Para este experimento, foram mobilizados 51 animais da raça, de idades variadas e ambos os sexos. As imagens que formam o conjunto de dados foram coletadas em 25 de janeiro de 2019, entre 13h50 e 15h48 no Núcleo de Conservação de Bovinos Pantaneiros de Aquidauana (Nubopan), na Universidade Estadual de Mato Grosso do Sul.
27 mil imagens
Os vídeos coletados foram armazenados e transferidos para computadores. Em seguida, foram analisados e divididos em 212 vídeos menores, de onde foram extraídos os quadros que continham imagens dos animais para a formação do banco com 27.849 imagens dos bovinos Pantaneiros.
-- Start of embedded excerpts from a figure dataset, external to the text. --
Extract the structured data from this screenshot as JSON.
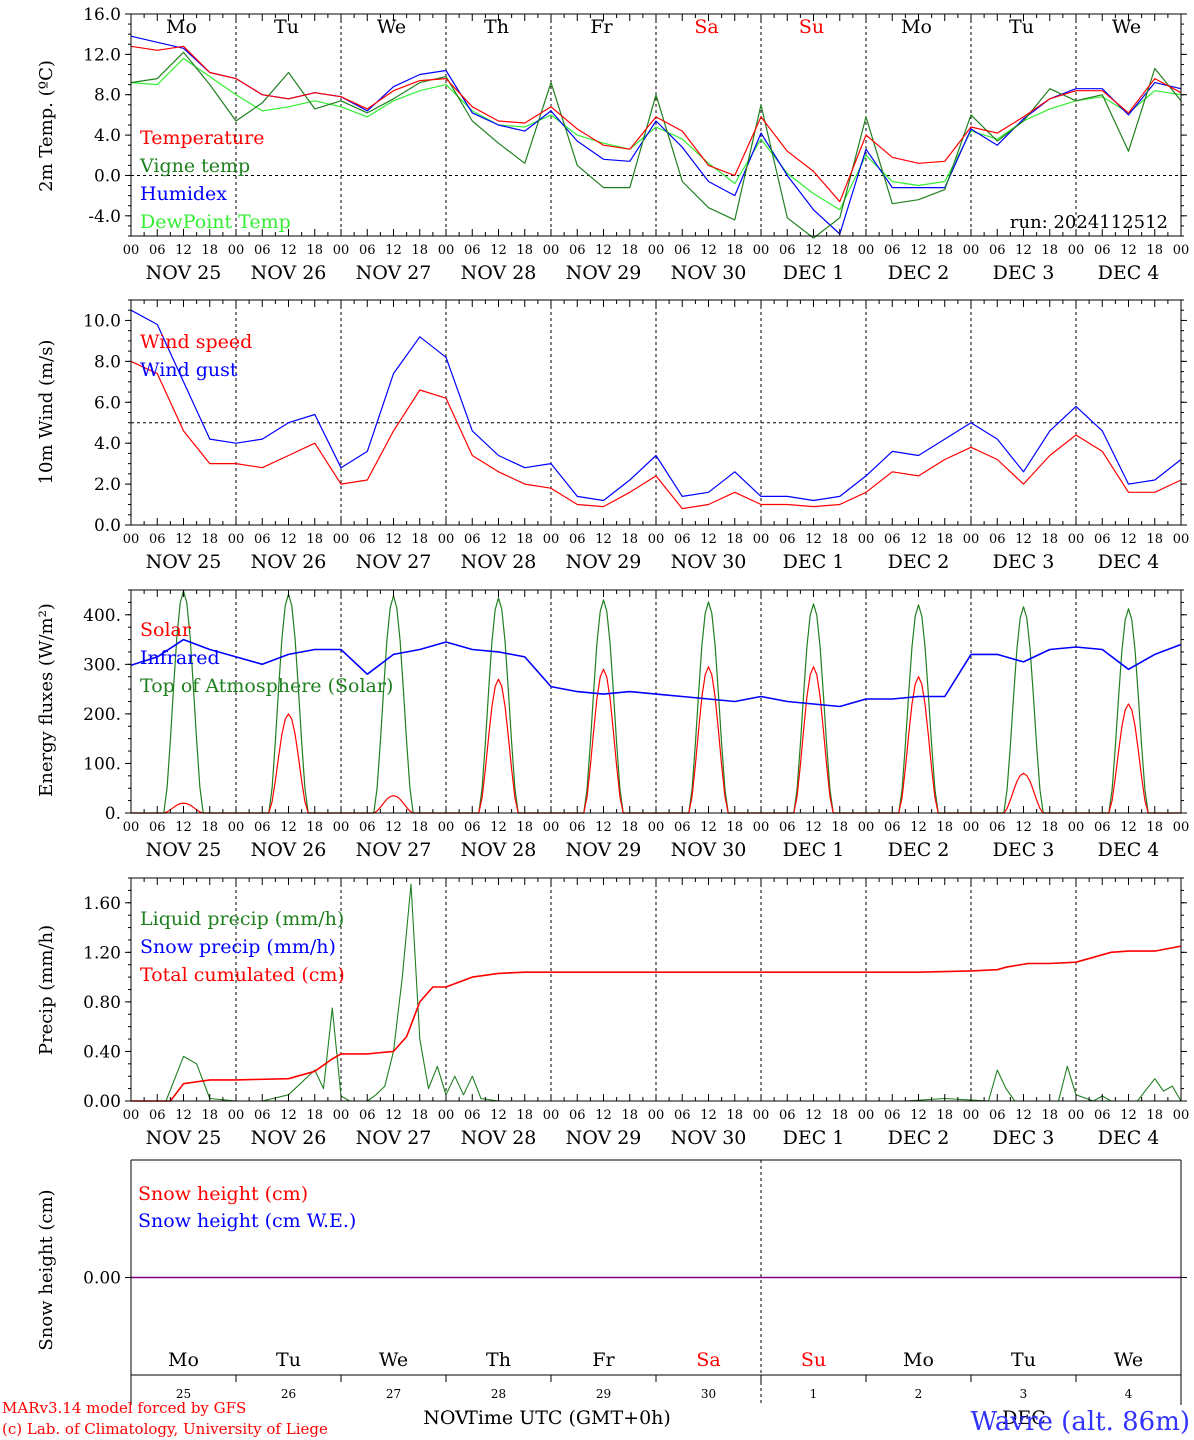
{
  "meteogram": {
    "day_names": [
      "Mo",
      "Tu",
      "We",
      "Th",
      "Fr",
      "Sa",
      "Su",
      "Mo",
      "Tu",
      "We"
    ],
    "day_name_colors": [
      "#000000",
      "#000000",
      "#000000",
      "#000000",
      "#000000",
      "#ff0000",
      "#ff0000",
      "#000000",
      "#000000",
      "#000000"
    ],
    "date_labels": [
      "NOV 25",
      "NOV 26",
      "NOV 27",
      "NOV 28",
      "NOV 29",
      "NOV 30",
      "DEC  1",
      "DEC  2",
      "DEC  3",
      "DEC  4"
    ],
    "hour_ticks": [
      "00",
      "06",
      "12",
      "18"
    ],
    "snow_day_numbers": [
      "25",
      "26",
      "27",
      "28",
      "29",
      "30",
      "1",
      "2",
      "3",
      "4"
    ],
    "snow_month_labels": [
      "NOV",
      "DEC"
    ],
    "xlabel": "Time UTC (GMT+0h)",
    "run": "run: 2024112512",
    "credit_line1": "MARv3.14 model forced by GFS",
    "credit_line2": "(c) Lab. of Climatology, University of Liege",
    "station": "Wavre (alt. 86m)",
    "colors": {
      "red": "#ff0000",
      "green": "#208020",
      "blue": "#0000ff",
      "light_green": "#33ee33",
      "purple": "#800080"
    }
  },
  "chart_data": [
    {
      "type": "line",
      "ylabel": "2m Temp. (ºC)",
      "ylim": [
        -6,
        16
      ],
      "yticks": [
        "16.0",
        "12.0",
        "8.0",
        "4.0",
        "0.0",
        "-4.0"
      ],
      "ytick_values": [
        16,
        12,
        8,
        4,
        0,
        -4
      ],
      "reference_line": 0,
      "x_unit": "hours since Nov 25 00 UTC",
      "series": [
        {
          "name": "Temperature",
          "color": "#ff0000",
          "x": [
            0,
            6,
            12,
            18,
            24,
            30,
            36,
            42,
            48,
            54,
            60,
            66,
            72,
            78,
            84,
            90,
            96,
            102,
            108,
            114,
            120,
            126,
            132,
            138,
            144,
            150,
            156,
            162,
            168,
            174,
            180,
            186,
            192,
            198,
            204,
            210,
            216,
            222,
            228,
            234,
            240
          ],
          "values": [
            12.8,
            12.4,
            12.8,
            10.2,
            9.6,
            8.0,
            7.6,
            8.2,
            7.8,
            6.6,
            8.4,
            9.4,
            9.6,
            6.8,
            5.4,
            5.2,
            6.8,
            4.6,
            3.0,
            2.6,
            5.8,
            4.4,
            1.0,
            0.0,
            5.8,
            2.4,
            0.4,
            -2.6,
            4.0,
            1.8,
            1.2,
            1.4,
            4.8,
            4.2,
            5.8,
            7.6,
            8.4,
            8.4,
            6.2,
            9.6,
            8.2
          ]
        },
        {
          "name": "Vigne temp",
          "color": "#208020",
          "x": [
            0,
            6,
            12,
            18,
            24,
            30,
            36,
            42,
            48,
            54,
            60,
            66,
            72,
            78,
            84,
            90,
            96,
            102,
            108,
            114,
            120,
            126,
            132,
            138,
            144,
            150,
            156,
            162,
            168,
            174,
            180,
            186,
            192,
            198,
            204,
            210,
            216,
            222,
            228,
            234,
            240
          ],
          "values": [
            9.2,
            9.6,
            12.2,
            9.0,
            5.4,
            7.2,
            10.2,
            6.6,
            7.4,
            6.2,
            7.6,
            9.2,
            9.8,
            5.4,
            3.2,
            1.2,
            9.2,
            1.0,
            -1.2,
            -1.2,
            8.0,
            -0.6,
            -3.2,
            -4.4,
            7.0,
            -4.2,
            -6.2,
            -4.2,
            5.8,
            -2.8,
            -2.4,
            -1.4,
            6.0,
            3.4,
            5.4,
            8.6,
            7.4,
            8.0,
            2.4,
            10.6,
            7.4
          ]
        },
        {
          "name": "Humidex",
          "color": "#0000ff",
          "x": [
            0,
            6,
            12,
            18,
            24,
            30,
            36,
            42,
            48,
            54,
            60,
            66,
            72,
            78,
            84,
            90,
            96,
            102,
            108,
            114,
            120,
            126,
            132,
            138,
            144,
            150,
            156,
            162,
            168,
            174,
            180,
            186,
            192,
            198,
            204,
            210,
            216,
            222,
            228,
            234,
            240
          ],
          "values": [
            13.8,
            13.2,
            12.6,
            10.2,
            9.6,
            8.0,
            7.6,
            8.2,
            7.8,
            6.4,
            8.8,
            10.0,
            10.4,
            6.2,
            5.0,
            4.4,
            6.4,
            3.4,
            1.6,
            1.4,
            5.4,
            2.8,
            -0.6,
            -2.0,
            4.2,
            0.0,
            -3.4,
            -5.8,
            2.6,
            -1.2,
            -1.2,
            -1.2,
            4.6,
            3.0,
            5.6,
            7.6,
            8.6,
            8.6,
            6.0,
            9.2,
            8.6
          ]
        },
        {
          "name": "DewPoint Temp",
          "color": "#33ee33",
          "x": [
            0,
            6,
            12,
            18,
            24,
            30,
            36,
            42,
            48,
            54,
            60,
            66,
            72,
            78,
            84,
            90,
            96,
            102,
            108,
            114,
            120,
            126,
            132,
            138,
            144,
            150,
            156,
            162,
            168,
            174,
            180,
            186,
            192,
            198,
            204,
            210,
            216,
            222,
            228,
            234,
            240
          ],
          "values": [
            9.2,
            9.0,
            11.6,
            9.8,
            8.0,
            6.4,
            6.8,
            7.4,
            6.8,
            5.8,
            7.4,
            8.4,
            9.0,
            6.4,
            5.0,
            4.8,
            6.0,
            4.0,
            3.2,
            2.6,
            4.8,
            3.6,
            1.2,
            -0.8,
            3.6,
            0.2,
            -1.8,
            -3.4,
            2.0,
            -0.6,
            -1.0,
            -0.6,
            4.4,
            3.6,
            5.4,
            6.6,
            7.4,
            7.8,
            6.2,
            8.4,
            8.0
          ]
        }
      ]
    },
    {
      "type": "line",
      "ylabel": "10m Wind (m/s)",
      "ylim": [
        0,
        11
      ],
      "yticks": [
        "10.0",
        "8.0",
        "6.0",
        "4.0",
        "2.0",
        "0.0"
      ],
      "ytick_values": [
        10,
        8,
        6,
        4,
        2,
        0
      ],
      "reference_line": 5,
      "series": [
        {
          "name": "Wind speed",
          "color": "#ff0000",
          "x": [
            0,
            6,
            12,
            18,
            24,
            30,
            36,
            42,
            48,
            54,
            60,
            66,
            72,
            78,
            84,
            90,
            96,
            102,
            108,
            114,
            120,
            126,
            132,
            138,
            144,
            150,
            156,
            162,
            168,
            174,
            180,
            186,
            192,
            198,
            204,
            210,
            216,
            222,
            228,
            234,
            240
          ],
          "values": [
            8.0,
            7.4,
            4.6,
            3.0,
            3.0,
            2.8,
            3.4,
            4.0,
            2.0,
            2.2,
            4.6,
            6.6,
            6.2,
            3.4,
            2.6,
            2.0,
            1.8,
            1.0,
            0.9,
            1.6,
            2.4,
            0.8,
            1.0,
            1.6,
            1.0,
            1.0,
            0.9,
            1.0,
            1.6,
            2.6,
            2.4,
            3.2,
            3.8,
            3.2,
            2.0,
            3.4,
            4.4,
            3.6,
            1.6,
            1.6,
            2.2
          ]
        },
        {
          "name": "Wind gust",
          "color": "#0000ff",
          "x": [
            0,
            6,
            12,
            18,
            24,
            30,
            36,
            42,
            48,
            54,
            60,
            66,
            72,
            78,
            84,
            90,
            96,
            102,
            108,
            114,
            120,
            126,
            132,
            138,
            144,
            150,
            156,
            162,
            168,
            174,
            180,
            186,
            192,
            198,
            204,
            210,
            216,
            222,
            228,
            234,
            240
          ],
          "values": [
            10.5,
            9.8,
            7.0,
            4.2,
            4.0,
            4.2,
            5.0,
            5.4,
            2.8,
            3.6,
            7.4,
            9.2,
            8.2,
            4.6,
            3.4,
            2.8,
            3.0,
            1.4,
            1.2,
            2.2,
            3.4,
            1.4,
            1.6,
            2.6,
            1.4,
            1.4,
            1.2,
            1.4,
            2.4,
            3.6,
            3.4,
            4.2,
            5.0,
            4.2,
            2.6,
            4.6,
            5.8,
            4.6,
            2.0,
            2.2,
            3.2
          ]
        }
      ]
    },
    {
      "type": "line",
      "ylabel": "Energy fluxes (W/m²)",
      "ylim": [
        0,
        450
      ],
      "yticks": [
        "400.",
        "300.",
        "200.",
        "100.",
        "0."
      ],
      "ytick_values": [
        400,
        300,
        200,
        100,
        0
      ],
      "series": [
        {
          "name": "Solar",
          "color": "#ff0000",
          "daily_peaks": [
            20,
            200,
            35,
            270,
            290,
            295,
            295,
            275,
            80,
            220
          ]
        },
        {
          "name": "Infrared",
          "color": "#0000ff",
          "x": [
            0,
            6,
            12,
            18,
            24,
            30,
            36,
            42,
            48,
            54,
            60,
            66,
            72,
            78,
            84,
            90,
            96,
            102,
            108,
            114,
            120,
            126,
            132,
            138,
            144,
            150,
            156,
            162,
            168,
            174,
            180,
            186,
            192,
            198,
            204,
            210,
            216,
            222,
            228,
            234,
            240
          ],
          "values": [
            298,
            315,
            350,
            330,
            315,
            300,
            320,
            330,
            330,
            280,
            320,
            330,
            345,
            330,
            325,
            315,
            255,
            245,
            240,
            245,
            240,
            235,
            230,
            225,
            235,
            225,
            220,
            215,
            230,
            230,
            235,
            235,
            320,
            320,
            305,
            330,
            335,
            330,
            290,
            320,
            340
          ]
        },
        {
          "name": "Top of Atmosphere (Solar)",
          "color": "#208020",
          "daily_peaks": [
            448,
            442,
            438,
            434,
            430,
            426,
            422,
            420,
            416,
            412
          ]
        }
      ]
    },
    {
      "type": "line",
      "ylabel": "Precip (mm/h)",
      "ylim": [
        0,
        1.8
      ],
      "yticks": [
        "1.60",
        "1.20",
        "0.80",
        "0.40",
        "0.00"
      ],
      "ytick_values": [
        1.6,
        1.2,
        0.8,
        0.4,
        0.0
      ],
      "series": [
        {
          "name": "Liquid precip (mm/h)",
          "color": "#208020",
          "x": [
            0,
            8,
            12,
            15,
            18,
            24,
            30,
            36,
            42,
            44,
            46,
            48,
            50,
            54,
            56,
            58,
            60,
            62,
            64,
            66,
            68,
            70,
            72,
            74,
            76,
            78,
            80,
            84,
            90,
            120,
            177,
            186,
            196,
            198,
            200,
            202,
            212,
            214,
            216,
            220,
            222,
            224,
            230,
            234,
            236,
            238,
            240
          ],
          "values": [
            0,
            0,
            0.36,
            0.3,
            0.02,
            0,
            0,
            0.05,
            0.25,
            0.1,
            0.75,
            0.04,
            0,
            0,
            0.05,
            0.12,
            0.4,
            1.0,
            1.75,
            0.5,
            0.1,
            0.28,
            0.05,
            0.2,
            0.05,
            0.2,
            0.02,
            0,
            0,
            0,
            0,
            0.02,
            0,
            0.25,
            0.1,
            0,
            0,
            0.28,
            0.05,
            0,
            0.04,
            0,
            0,
            0.18,
            0.08,
            0.12,
            0
          ]
        },
        {
          "name": "Snow precip (mm/h)",
          "color": "#0000ff",
          "x": [
            0,
            240
          ],
          "values": [
            0,
            0
          ]
        },
        {
          "name": "Total cumulated (cm)",
          "color": "#ff0000",
          "x": [
            0,
            9,
            12,
            18,
            24,
            36,
            42,
            46,
            48,
            54,
            60,
            63,
            66,
            69,
            72,
            78,
            84,
            90,
            120,
            150,
            180,
            192,
            198,
            200,
            205,
            210,
            216,
            220,
            224,
            228,
            234,
            240
          ],
          "values": [
            0,
            0,
            0.14,
            0.17,
            0.17,
            0.18,
            0.24,
            0.34,
            0.38,
            0.38,
            0.4,
            0.52,
            0.8,
            0.92,
            0.92,
            1.0,
            1.03,
            1.04,
            1.04,
            1.04,
            1.04,
            1.05,
            1.06,
            1.08,
            1.11,
            1.11,
            1.12,
            1.16,
            1.2,
            1.21,
            1.21,
            1.25
          ]
        }
      ]
    },
    {
      "type": "line",
      "ylabel": "Snow height (cm)",
      "yticks": [
        "0.00"
      ],
      "ytick_values": [
        0
      ],
      "series": [
        {
          "name": "Snow height (cm)",
          "color": "#ff0000",
          "x": [
            0,
            240
          ],
          "values": [
            0,
            0
          ]
        },
        {
          "name": "Snow height (cm W.E.)",
          "color": "#0000ff",
          "x": [
            0,
            240
          ],
          "values": [
            0,
            0
          ]
        }
      ]
    }
  ]
}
As três arquiteturas utilizadas apresentaram taxas de precisão que variaram de 98,87% a 99,86% e tempo de processamento de imagens de 13 horas e 14 minutos (mínimo) a 54 horas e 4 minutos (máximo). Esses cálculos consideram duas etapas: a de aprendizagem da máquina, quando ela captura e processa as imagens, criando um banco de dados; e a de validação, quando imagens inéditas são apresentadas às máquinas para o reconhecimento e identificação.
Após o sucesso do experimento com o bovino Pantaneiro, Urbano conta que a próxima etapa é pesquisar os algoritmos que permitam desenvolver a mesma técnica para a identificação por imagens de gado Nelore, que representa a raça de corte mais disseminada no Brasil.
Antes, porém, Fabrício pretende desenvolver um aplicativo para que a identificação dos bovinos Pantaneiros já estudados possa aparecer na tela de um celular. “Se o produtor estiver em uma feira agropecuária, por exemplo, ele pode acessar os dados do animal pelo aplicativo e conhecer o histórico da raça”, disse o cientista da computação.
Também são autores do trabalho Vanessa Aparecida de Moraes Weber, Geazy Menezes, Adair da Silva Oliveira Junior, Daniela Arestides Alves, Marcus Vinícius Morais de Oliveira, Edson Takashi Matsubara e Hemerson Pistori.